Imagine, for example, that the Security Operations Center (SOC) opens an investigation into a security event. An agentic AI system correlates information on the potential impact on performance, availability, and user experience. It then informs the Network Operations Center (NOC) so that appropriate action can be taken to protect network performance. An AI agent could then either take action to mitigate the security event or pass relevant information onto a human to handle.
Agentic AI can also autonomously handle routine actions like monitoring policy and control adherence, making operations more efficient.
Identifying the Information That Matters Means Faster Problem Resolution
Network and security systems create vast amounts of noise, and it can be difficult for human teams to make sense of so much data.

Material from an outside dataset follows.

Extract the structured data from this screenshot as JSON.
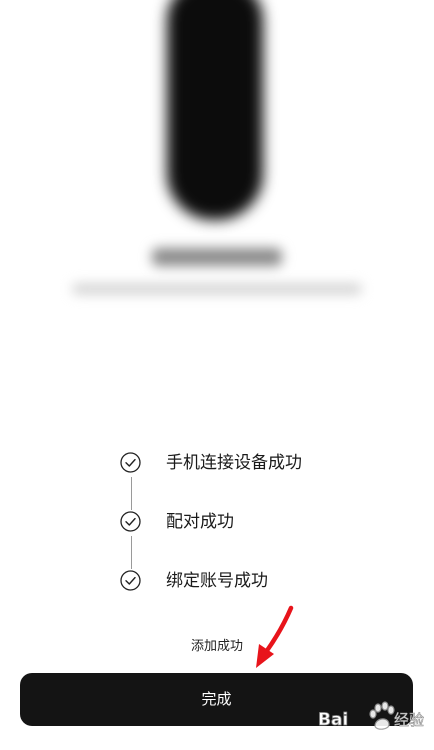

Agentic AI has the capacity to ingest, analyze, and prioritize this data so that:
- Incipient issues can be identified before they impact the network or affect users
- IT staff can understand the wider context quickly
- Root causes can be pinpointed in minutes rather than hours
For example, our own AI-powered platform allows users to view the network at both a site level — including such information as network health and potential risk — and zoom in to a component level to quickly identify issues that might be affecting performance and uptime. As a result, customers experience an average 20% increase in the auto-closure of tickets and a 25% reduction in ticket volume.
Stronger Analytics Allow Proactive Decision-Making
By tying together disparate systems, reports, alerts, and other information, agentic AI can provide far more comprehensive analytics than humans realistically can alone — and it can do so much faster.
A simple example on our own platform is the Request for Outage (RFO) process. Instead of lengthy manual processes, our AI-powered platform extracts information from the ticket related to the event, summarizes it, creates a timeline, puts it into a templated document, and gets it ready for a human to review before it’s sent to the customer.
That means 90% of the work is already done by the time a human gets involved, significantly shortening the time it takes for us to respond to customer requests.
Improving visibility and analytics allows network and security teams to operate less reactively and more strategically, and to make better-informed decisions. For example, agentic AI systems can predict capacity demands with 95% accuracy up to 30 days in advance, so these needs can be addressed before high traffic and bottlenecks impact users.
Data Security Rules Can Be Enforced
Agentic AI can also help to improve data security by intelligently applying business rules to requests that span multiple different systems.
For example, if a request comes into the agentic AI system, it can interpret whether there is any CUI (classified user information), PII (personal information), or any other sensitive data.
The system can then apply business rules to make sure that this kind of data is kept within a secure enclave, and isn’t exfiltrated to other tools or public systems.
At a Glance: The Benefits of Agentic AI for Networking and Security
- Overcomes complexity and provides holistic visibility
- Unifies networking and security
- Speeds up issue resolution
- Allows more proactive network and security management to boost performance and resilience
- Cuts through noise and provides better insight for decision-making
- Saves employee time and increases productivity by automating routine tasks
Bringing Networking and Security Closer to the Business
It’s still vital that agentic AI has human oversight, particularly for issues of data security and governance. However, the automation, visibility, control, and performance that agentic AI promises will profoundly change the way networking and security operate — and will ultimately make it possible to align enterprise infrastructure with business outcomes much more closely. As organizations increasingly struggle to cope with change, that alignment could mean the difference between surviving and thriving.